Cadmium targeting the circadian transcription factor BMAL1 to induce osteocyte senescence contributes to osteoporosis

As a ubiquitous environmental pollutant, cadmium (Cd) has been strongly implicated in the development of osteoporosis. However, the cellular and molecular mechanisms mediating its skeletal toxicity remain incompletely understood. Here, we identify osteocytes as a highly vulnerable and previously underrecognized cellular target in Cd-induced osteoporosis.

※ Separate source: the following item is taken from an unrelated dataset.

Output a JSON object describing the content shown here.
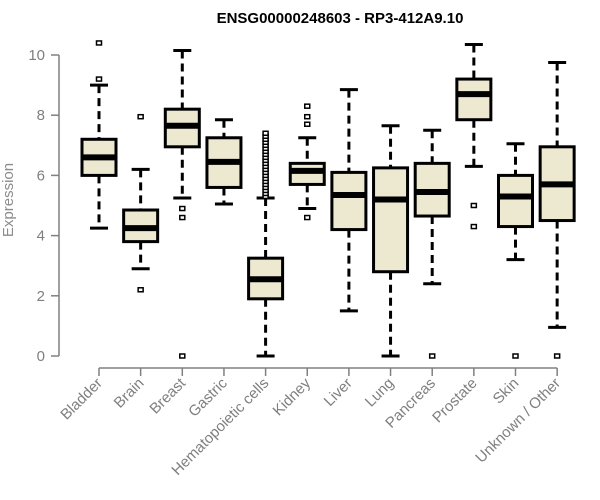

We demonstrate that Cd accumulates in cortical bone and induces pronounced osteocyte senescence in vivo and in vitro. Cd exposure provokes oxidative stress, DNA damage, and cell-cycle arrest in osteocytes, collectively disturbing bone metabolic homeostasis by amplifying senescence signals to neighboring osteoblasts, osteoclasts, and bone marrow stromal cells. Mechanistically, we reveal that brain and muscle ARNT-Like 1 (BMAL1) acts as a pivotal regulator of Cd-induced osteocyte senescence. BMAL1 deficiency exacerbated oxidative stress, senescence, and trabecular and cortical bone deterioration. Conversely, BMAL1 overexpression restored redox balance and markedly attenuated Cd-induced osteocyte senescence. Moreover, eliminating senescent cells using dasatinib plus quercetin markedly reduced osteocyte senescence and improved bone integrity, and co-treatment with melatonin further enhanced these protective effects. These findings reveal an unrecognized osteocyte-centered senescence axis in Cd-induced skeletal toxicity and position BMAL1 as a promising therapeutic target for mitigating pollutant-related bone damage.